Dominant β-thalassemias are rare. In contrast to typical β-thalassemias heterozygotes which are completely asymptomatic with normal blood counts and peripheral blood film, these cases (dominant β-thalassemias) present clinically with splenomegaly, jaundice, anemia, and increased incidence of gallstones. A spectrum of molecular abnormalities including missense and nonsense mutations can lead to a dominant β-thalassemia phenotype. The common denominator of these mutations is the predicted synthesis of highly unstable β-chain variants. [3] The phenotype resembles the intermediate forms of β-thalassemia by virtue of the ineffective erythropoiesis, but there is also a variable degree of peripheral hemolysis. Gene sequencing is required for confirmation of diagnosis of dominant β-thalassemia.

In a study conducted in our department on thalassemias and hemoglobinopathies, 8 out of 62 β-thalassemia trait cases had a thalassemia intermedia phenotype with moderate anemia (8/8), jaundice (2/8), splenomegaly (3/8), and gallstones (1/8). Peripheral smear demonstrated microcytic hypochromic red cells with moderate to marked degree of anisopoikilocytosis and nucleated red cells. However, CE HPLC (Bio-rad Variant II β-Thal Short Programme) revealed high HbA2 (mean 4.5%), characteristic of β-thalassemia heterozygotes, in all the cases and thus a diagnosis of β-thalassemia trait was given [Figure 1]. Serum ferritin levels were carried out on all the eight cases to rule out iron deficiency which were found to be low in four cases while in other four cases serum ferritin levels were normal to mildly increased. A diagnosis of dominant β-thalassemia was suggested in cases with normal iron studies and molecular studies were advised for confirmation. Though molecular analysis could not be done in our cases, we propose that this entity should be considered whenever in patients presenting with thalassemia intermedia-like clinical picture, HPLC shows only elevated HbA2 and serum iron studies are normal.{Figure 1}

Unlike recessive β-thalassemia, dominant β-thalassemias are rare. It is likely that the low frequency of the dominant β-thalassemia alleles is due to the lack of positive selection that occurs in the recessive forms. [4] Awareness to this rare form of thalassemia is necessary as it might lead to diagnostic dilemma while dealing with such cases.

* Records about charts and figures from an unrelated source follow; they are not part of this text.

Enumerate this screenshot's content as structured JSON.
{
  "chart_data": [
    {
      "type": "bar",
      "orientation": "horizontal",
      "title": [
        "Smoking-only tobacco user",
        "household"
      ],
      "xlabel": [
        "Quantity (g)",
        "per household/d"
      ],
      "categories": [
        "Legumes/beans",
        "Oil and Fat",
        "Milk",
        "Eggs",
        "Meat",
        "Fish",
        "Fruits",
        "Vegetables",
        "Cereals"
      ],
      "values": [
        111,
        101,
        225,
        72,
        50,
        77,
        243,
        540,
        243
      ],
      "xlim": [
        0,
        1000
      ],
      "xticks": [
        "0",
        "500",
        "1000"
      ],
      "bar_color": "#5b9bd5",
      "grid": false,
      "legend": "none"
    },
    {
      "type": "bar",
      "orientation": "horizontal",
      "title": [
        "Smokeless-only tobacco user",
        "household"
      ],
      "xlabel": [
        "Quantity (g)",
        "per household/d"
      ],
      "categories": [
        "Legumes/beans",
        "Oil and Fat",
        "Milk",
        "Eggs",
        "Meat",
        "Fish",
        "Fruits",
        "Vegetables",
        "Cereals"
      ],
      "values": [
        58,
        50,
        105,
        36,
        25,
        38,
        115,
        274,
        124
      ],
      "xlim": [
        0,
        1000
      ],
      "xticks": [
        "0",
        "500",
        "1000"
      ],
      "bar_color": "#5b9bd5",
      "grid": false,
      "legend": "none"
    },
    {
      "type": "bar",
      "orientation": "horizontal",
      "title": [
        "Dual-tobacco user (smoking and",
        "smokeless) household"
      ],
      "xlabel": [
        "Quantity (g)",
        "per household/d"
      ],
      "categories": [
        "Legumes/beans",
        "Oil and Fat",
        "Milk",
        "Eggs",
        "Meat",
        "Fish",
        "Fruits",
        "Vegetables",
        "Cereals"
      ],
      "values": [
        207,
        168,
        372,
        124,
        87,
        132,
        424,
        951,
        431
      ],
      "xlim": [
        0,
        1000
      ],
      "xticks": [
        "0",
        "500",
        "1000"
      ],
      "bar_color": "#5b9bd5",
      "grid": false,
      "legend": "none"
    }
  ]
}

The vast majority of the dominant β-thalassemia alleles have been described in single families, many as de novo events. Clinically, since spontaneous mutations are common in dominant β-thalassemia, so it is also important that the disorder should be suspected in any patient with a thalassemia intermedia phenotype even if both parents are hematologically normal.

References

1Thein SL. Is it dominantly inherited β thalassaemia or just a β-chain variant that is highly unstable? Br J Haematol 1999;107:12-21.
2Thein SL. Structural Variants with a β thalassemia phenotype. In: Steinberg MH, Forget BG, Higgs DR, Nagel RL, editors. Disorders of Hemoglobin: Genetics, Pathophysiology, and Clinical Management. Cambridge, UK: Cambridge University Press, Cambridge, UK; 2001. p. 342-55.
3Hall GW, Thein SL. Nonsense codon mutations in the terminal exon of the beta globin gene are not associated with a reduction in beta-mRNA accumulation: a mechanism for the phenotype of dominant β-thalassemia. Blood 1994;83:2031-7.
4Thein SL. Genetic modifiers of beta-thalassemia. Haematologica 2005;90:649-60.